Indian journalist Shahina KK is among the four winners of the 2023 recipients of its International Press Freedom Awards, conferred by the Committee to Protect Journalists (CPJ), a US-based non-profit, to recognize their achievements in pursuing press freedom.
This year’s honorees have faced – and overcome – imprisonment, harassment, years of legal challenges, and threats of extreme violence as they gather the news, CPJ said. “The information they have gathered – at great risk and great cost – is crucial to the people in their nations and to the world at large.” The IPFA recipients were honored at a November 16 ceremony in New York.
Shahina KK is a veteran journalist who has shed light on issues such as gender, human rights, and marginalized communities. Shahina, now a senior editor with Outlook magazine, was one of the first journalists in India to be charged under the draconian Unlawful Activities (Prevention) Act or UAPA. She is out on bail pending trial.
When she was a reporter with Tehelka, the Kochi-based journalist was booked by Karnataka Police in 2010 on two penal charges for reporting on lapses in the police investigation into the 2008 Bengaluru blasts, CPJ said.

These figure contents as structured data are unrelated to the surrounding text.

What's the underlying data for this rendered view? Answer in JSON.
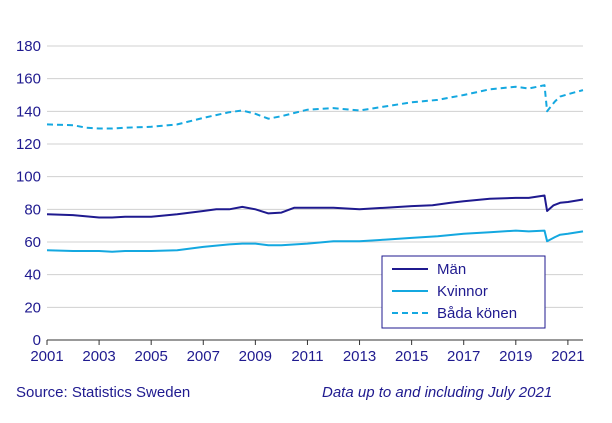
{
  "chart_data": {
    "type": "line",
    "title": "",
    "xlabel": "",
    "ylabel": "",
    "xlim": [
      2001,
      2021.58
    ],
    "ylim": [
      0,
      180
    ],
    "yticks": [
      0,
      20,
      40,
      60,
      80,
      100,
      120,
      140,
      160,
      180
    ],
    "xticks": [
      2001,
      2003,
      2005,
      2007,
      2009,
      2011,
      2013,
      2015,
      2017,
      2019,
      2021
    ],
    "grid": "horizontal",
    "legend_position": "bottom-right",
    "series": [
      {
        "name": "Män",
        "color": "#1f1a8f",
        "style": "solid",
        "x": [
          2001,
          2002,
          2003,
          2003.5,
          2004,
          2004.5,
          2005,
          2006,
          2007,
          2007.5,
          2008,
          2008.5,
          2009,
          2009.5,
          2010,
          2010.5,
          2011,
          2012,
          2013,
          2014,
          2015,
          2015.8,
          2016.5,
          2017,
          2018,
          2019,
          2019.5,
          2020.1,
          2020.2,
          2020.45,
          2020.7,
          2021,
          2021.58
        ],
        "values": [
          77,
          76.5,
          75,
          75,
          75.5,
          75.5,
          75.5,
          77,
          79,
          80,
          80,
          81.5,
          80,
          77.5,
          78,
          81,
          81,
          81,
          80,
          81,
          82,
          82.5,
          84,
          85,
          86.5,
          87,
          87,
          88.5,
          79,
          82.5,
          84,
          84.5,
          86
        ]
      },
      {
        "name": "Kvinnor",
        "color": "#14a8e0",
        "style": "solid",
        "x": [
          2001,
          2002,
          2003,
          2003.5,
          2004,
          2005,
          2006,
          2007,
          2008,
          2008.5,
          2009,
          2009.5,
          2010,
          2011,
          2012,
          2013,
          2014,
          2015,
          2016,
          2017,
          2018,
          2019,
          2019.5,
          2020.1,
          2020.2,
          2020.5,
          2020.7,
          2021,
          2021.58
        ],
        "values": [
          55,
          54.5,
          54.5,
          54,
          54.5,
          54.5,
          55,
          57,
          58.5,
          59,
          59,
          58,
          58,
          59,
          60.5,
          60.5,
          61.5,
          62.5,
          63.5,
          65,
          66,
          67,
          66.5,
          67,
          60.5,
          63,
          64.5,
          65,
          66.5
        ]
      },
      {
        "name": "Båda könen",
        "color": "#14a8e0",
        "style": "dashed",
        "x": [
          2001,
          2002,
          2002.5,
          2003,
          2003.5,
          2004,
          2005,
          2006,
          2007,
          2008,
          2008.5,
          2009,
          2009.5,
          2010,
          2011,
          2012,
          2013,
          2014,
          2015,
          2016,
          2017,
          2018,
          2019,
          2019.5,
          2020.1,
          2020.2,
          2020.5,
          2020.7,
          2021,
          2021.58
        ],
        "values": [
          132,
          131.5,
          130,
          129.5,
          129.5,
          130,
          130.5,
          132,
          136,
          139.5,
          140.5,
          138.5,
          135.5,
          137,
          141,
          142,
          140.5,
          143,
          145.5,
          147,
          150,
          153.5,
          155,
          154,
          156,
          140,
          146,
          149,
          150.5,
          153
        ]
      }
    ],
    "footer_left": "Source: Statistics Sweden",
    "footer_right": "Data up to and including July 2021"
  }
}
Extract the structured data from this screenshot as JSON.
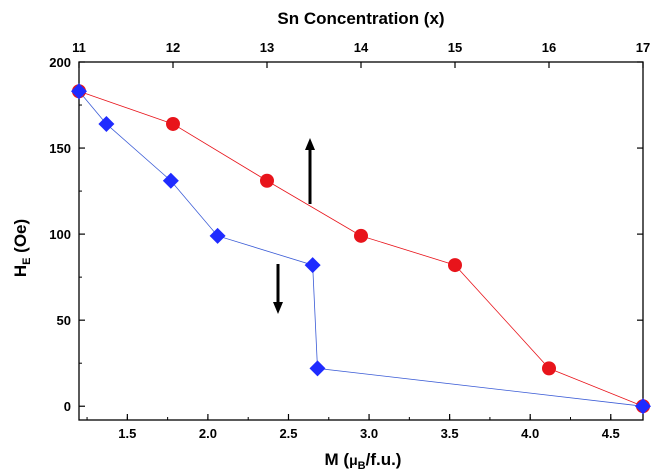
{
  "chart_data": {
    "type": "scatter",
    "title": "",
    "x_top": {
      "label": "Sn Concentration (x)",
      "range": [
        11,
        17
      ],
      "ticks": [
        "11",
        "12",
        "13",
        "14",
        "15",
        "16",
        "17"
      ]
    },
    "x_bottom": {
      "label_main": "M (",
      "label_mu": "μ",
      "label_sub": "B",
      "label_tail": "/f.u.)",
      "range": [
        1.2,
        4.7
      ],
      "ticks": [
        "1.5",
        "2.0",
        "2.5",
        "3.0",
        "3.5",
        "4.0",
        "4.5"
      ]
    },
    "y": {
      "label_main": "H",
      "label_sub": "E",
      "label_tail": " (Oe)",
      "range": [
        -8,
        200
      ],
      "ticks": [
        "0",
        "50",
        "100",
        "150",
        "200"
      ]
    },
    "grid": false,
    "series": [
      {
        "marker": "circle",
        "color": "#e8141b",
        "line_color": "#e8141b",
        "x_axis": "top",
        "x": [
          11,
          12,
          13,
          14,
          15,
          16,
          17
        ],
        "y": [
          183,
          164,
          131,
          99,
          82,
          22,
          0
        ]
      },
      {
        "marker": "diamond",
        "color": "#1f2bff",
        "line_color": "#3a5bd6",
        "x_axis": "bottom",
        "x": [
          1.2,
          1.37,
          1.77,
          2.06,
          2.65,
          2.68,
          4.7
        ],
        "y": [
          183,
          164,
          131,
          99,
          82,
          22,
          0
        ]
      }
    ],
    "annotations": [
      {
        "type": "arrow",
        "direction": "up",
        "points_to_axis": "top"
      },
      {
        "type": "arrow",
        "direction": "down",
        "points_to_axis": "bottom"
      }
    ]
  }
}
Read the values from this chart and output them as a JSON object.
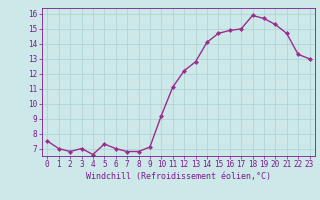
{
  "x": [
    0,
    1,
    2,
    3,
    4,
    5,
    6,
    7,
    8,
    9,
    10,
    11,
    12,
    13,
    14,
    15,
    16,
    17,
    18,
    19,
    20,
    21,
    22,
    23
  ],
  "y": [
    7.5,
    7.0,
    6.8,
    7.0,
    6.6,
    7.3,
    7.0,
    6.8,
    6.8,
    7.1,
    9.2,
    11.1,
    12.2,
    12.8,
    14.1,
    14.7,
    14.9,
    15.0,
    15.9,
    15.7,
    15.3,
    14.7,
    13.3,
    13.0
  ],
  "line_color": "#9b2d8e",
  "marker": "D",
  "marker_size": 2.0,
  "bg_color": "#cde8e8",
  "grid_color": "#b0d4d4",
  "xlabel": "Windchill (Refroidissement éolien,°C)",
  "xlabel_color": "#7b1a8e",
  "tick_color": "#7b1a8e",
  "ylim_min": 6.5,
  "ylim_max": 16.4,
  "xlim_min": -0.5,
  "xlim_max": 23.5,
  "yticks": [
    7,
    8,
    9,
    10,
    11,
    12,
    13,
    14,
    15,
    16
  ],
  "xticks": [
    0,
    1,
    2,
    3,
    4,
    5,
    6,
    7,
    8,
    9,
    10,
    11,
    12,
    13,
    14,
    15,
    16,
    17,
    18,
    19,
    20,
    21,
    22,
    23
  ],
  "tick_fontsize": 5.5,
  "xlabel_fontsize": 6.0,
  "line_width": 1.0
}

“By honoring Shahina with this year’s IPFA, CPJ shines a spotlight on India’s increasingly repressive environment for press freedom, with the targeting of journalists under draconian security laws, and toxic online campaigns particularly aimed at vilifying women journalists and ethnic or religious minorities,” CPJ said.
“It has been a tough journey for the last 13 years of endless runs between police stations, courthouses and lawyers’ offices. I dedicate this award to all the journalists who are beaten, killed and framed for doing their job,” Outlook quoted Shahina as saying.
Among the other recipients, Togo’s Ferdinand Ayité, one of his country’s most targeted journalists in recent years, has faced persistent legal harassment and threats that forced him into exile, CPJ said.
Mexico’s Maria Teresa Montaño is one of the first reporters to actively investigate corruption, transparency, and accountability in a region where critical reporting is rare and journalists often face extreme violence.
Georgia’s Nika Gvaramia, founder of independent broadcaster Mtavari Arkhi, has served more than a year of a 3.5-year sentence – widely denounced as politically motivated – before receiving a presidential pardon in June 2023.
The committee also presented the Gwen Ifill Press Freedom Award – given annually to an individual who has shown extraordinary and sustained achievement in the cause of press freedom – to former Knight Foundation president Alberto Ibargüen.